The Royal couple were joined by First Minister and Party Leader Dr. Ian Paisley and Secretary of State Shaun Woodward at an event which marked the singular contribution Queen’s University has made to education and to Northern Ireland since it received its Royal Charter in 1908.
Queen’s Vice-Chancellor Professor Peter Gregson, said the University family was honoured that The Queen and The Duke of Edinburgh had marked the Centenary with a visit.
“This is an important year for Queen’s and the region we serve. The University has played a critical role in the educational, cultural, social and economic development of Northern Ireland over the past century. Today’s visit is tangible recognition of that contribution.

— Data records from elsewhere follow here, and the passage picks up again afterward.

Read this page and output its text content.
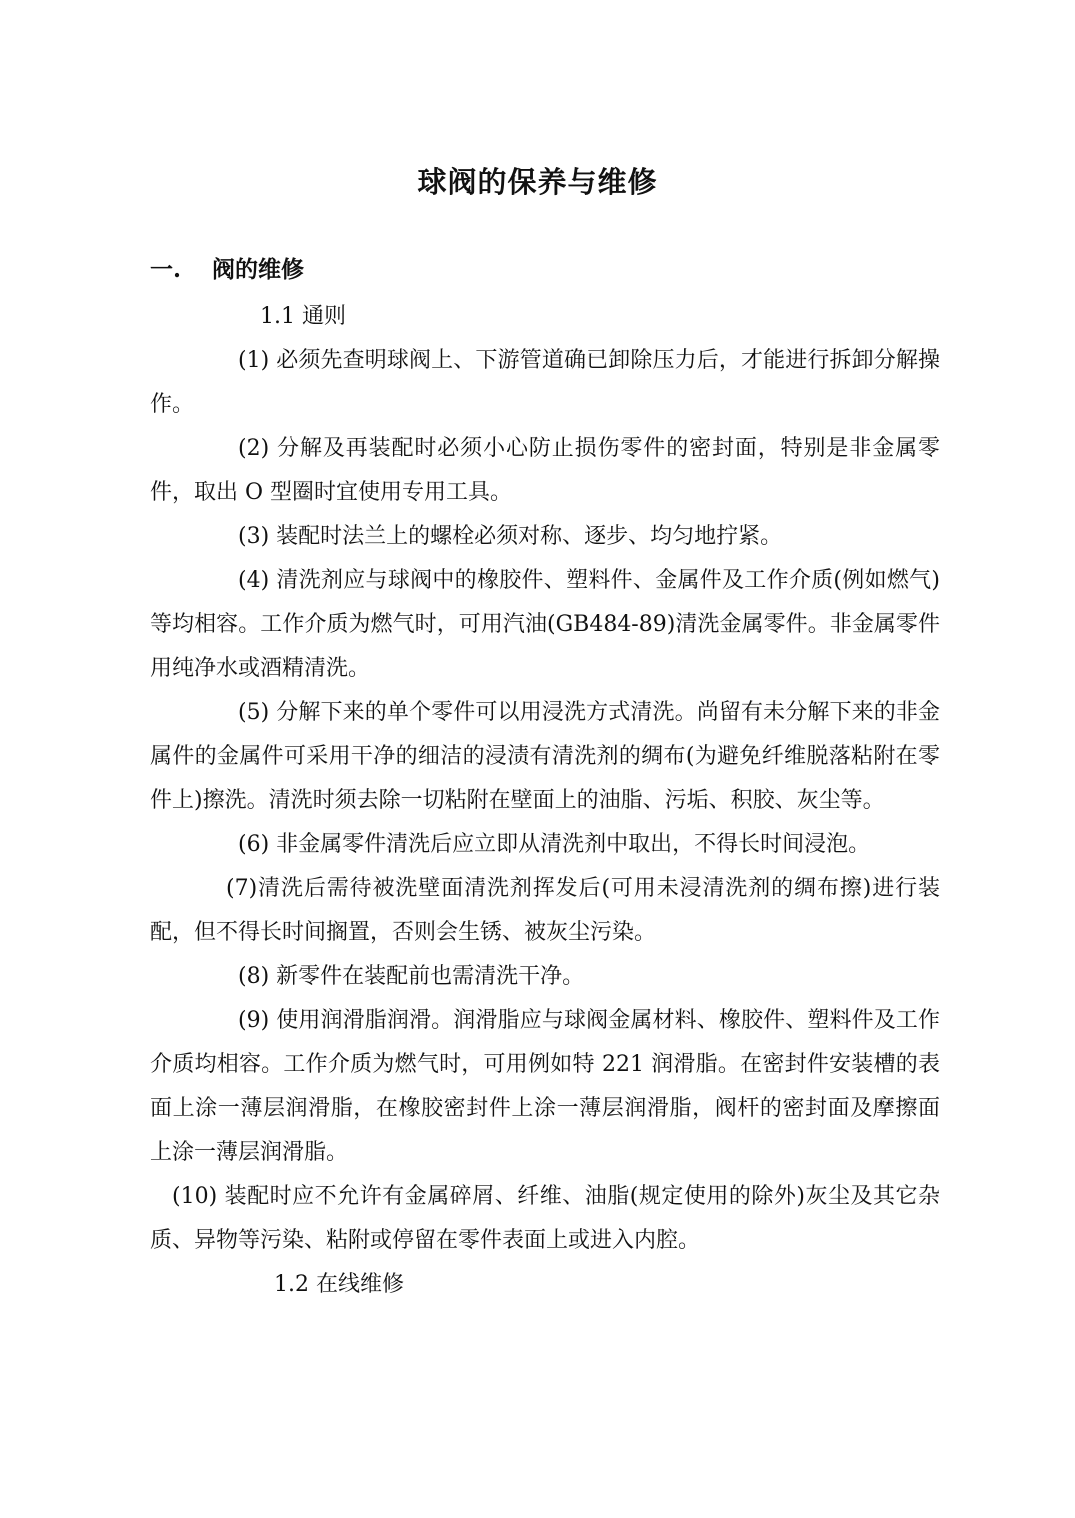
球阀的保养与维修
一. 阀的维修

1.1 通则

(1) 必须先查明球阀上、下游管道确已卸除压力后，才能进行拆卸分解操作。

(2) 分解及再装配时必须小心防止损伤零件的密封面，特别是非金属零件，取出 O 型圈时宜使用专用工具。

(3) 装配时法兰上的螺栓必须对称、逐步、均匀地拧紧。

(4) 清洗剂应与球阀中的橡胶件、塑料件、金属件及工作介质(例如燃气)等均相容。工作介质为燃气时，可用汽油(GB484-89)清洗金属零件。非金属零件用纯净水或酒精清洗。

(5) 分解下来的单个零件可以用浸洗方式清洗。尚留有未分解下来的非金属件的金属件可采用干净的细洁的浸渍有清洗剂的绸布(为避免纤维脱落粘附在零件上)擦洗。清洗时须去除一切粘附在壁面上的油脂、污垢、积胶、灰尘等。

(6) 非金属零件清洗后应立即从清洗剂中取出，不得长时间浸泡。

(7)清洗后需待被洗壁面清洗剂挥发后(可用未浸清洗剂的绸布擦)进行装配，但不得长时间搁置，否则会生锈、被灰尘污染。

(8) 新零件在装配前也需清洗干净。

(9) 使用润滑脂润滑。润滑脂应与球阀金属材料、橡胶件、塑料件及工作介质均相容。工作介质为燃气时，可用例如特 221 润滑脂。在密封件安装槽的表面上涂一薄层润滑脂，在橡胶密封件上涂一薄层润滑脂，阀杆的密封面及摩擦面上涂一薄层润滑脂。

(10) 装配时应不允许有金属碎屑、纤维、油脂(规定使用的除外)灰尘及其它杂质、异物等污染、粘附或停留在零件表面上或进入内腔。

1.2 在线维修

“We welcome Her Majesty today, not just as an honoured guest, but as part of our community. The Queen’s official role as the University’s Visitor is an important part of our system of governance.
“This visit marks another red-letter day for Queen’s as it celebrates 100 years as one of the United Kingdom’s leading universities.”
Commenting on the visit Dr Paisley said:
“Her Majesty The Queen sets an excellent example for all of us in terms of duty and devotion towards other people. In her long reign she has served our country well and has been an excellent ambassador for the United Kingdom overseas, helping to attract investment and tourism to all parts of the UK.
“In my capacity as First Minister of Northern Ireland I am delighted to welcome Her Majesty to this part of the United Kingdom. The Queen has visited Northern Ireland many times before, but not, I believe at a more promising time for the Province. It seems at last that the days of violence are over and that people are prepared to abide by shared democratic standards. We are proud to live under the rule of the Crown and we are still Her Majesty’s most loyal subjects.
“Her Majesty has a very special place in the hearts of the people of Northern Ireland: she will always be admired by most people in our Province. It is my honour to welcome her to Northern Ireland today.”